El Rey miró a la leprosa coronada con asco.
-¿Qué quiere ser esto? –preguntó.
A lo que la Reina contestó:
-Por su bondad y castidad que con vos usó, me quité mi corona y coronéla.
-Madre, ¿qué le puso su corona? –Preguntó Pedro Alonso que estaba sentado a sus pies, junto o sus hermanos, Doña Isabel, Don Juan Alonso y la pequeña Leonor. Ninguno rebasaba los seis años de edad. Su madre, María Alonso Coronel, estaba en un estado avanzado de gestación. Se encontraba en esos momentos junto a su madre, Doña Sancha, en Sevilla, en una de las casas que poseía su familia en la collación de San Miguel.

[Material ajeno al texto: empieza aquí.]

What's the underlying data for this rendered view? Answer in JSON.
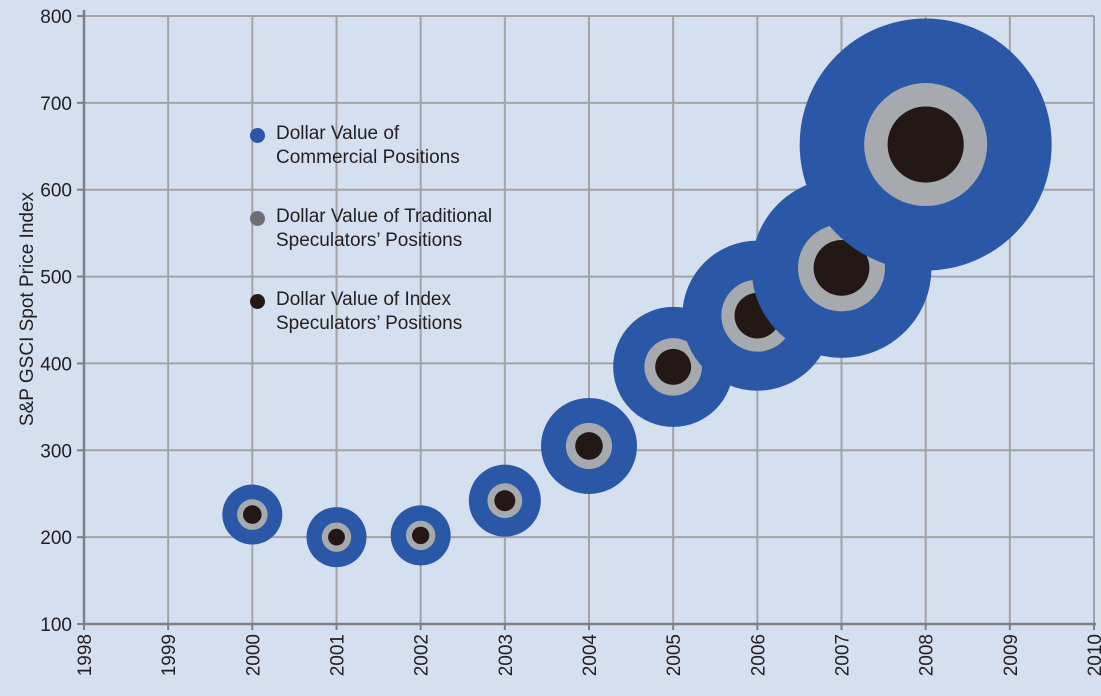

-En efecto –le contestó con delicadeza frotándose su abultado vientre-. Y la Reina quiso que a la señora se le quedara de llamarse Coronela, y a sus descendientes –les señaló con su dedo índice a todos- Coroneles por linaje y gloria de apellido.
-¡Pero, ese es nuestro apellido! –afirmó sorprendida Doña Isabel provocando la sonrisa de sus hermanos y la de su madre. Sus cuatro hijos estaban a su alrededor. Estaba contándoles la proveniencia de su glorioso apellido. Les estaba dando una seña de identidad. A todo esto, también tenia que sumar el apellido de su notorio marido ganado a golpe de espada y con gallardía.
Don Alonso Pérez de Guzmán había defendido con ayuda de Yúsuf, Rey de Féz, a su señor el Rey Alfonso X, el Sabio, de su hijo el infante Don Sancho que se había aliado al Rey de Granada para destronarlo. Esa gran hazaña le valió para ganarse su corazón de quince años de edad bajo petición expresa del Rey Alfonso X.
Se sentía muy afortunada al estar rodeada de los suyos, pero aún anhelaba la vuelta de su marido, Don Alonso Pérez de Guzmán, que se encontraba exiliado en Marruecos. La muerte de Alfonso X puso en el trono a su hijo Sancho IV, así que marchó con su caballería y con el Rey Yúsuf a África, llegando a conquistar, incluso, todo el Reino de Marruecos proclamándose, Yúsuf, el primer Rey de Féz y Marruecos.
María Alonso Coronel se había traído consigo, desde el exilio en marruecos, a sus hijos y a una gran fortuna que le ayudó a forjar y a administrar la gran casa que llegó a poseer y fundar Don Alonso Pérez de Guzmán, el Bueno.
Nota del Autor:
Como ya he descrito: “detrás de todo gran hombre hay una gran mujer”. Con este relato he querido enardecer las grandes gestas que hicieron grandes mujeres y la poca relevancia que ha quedado en nuestra historia, desafortunada, al no tener la trascendencia que le corresponde.
Este relato está basado en hechos descritos por Pedro Barrantes Maldonado historiador y cronista de la Casa de los Guzmanes.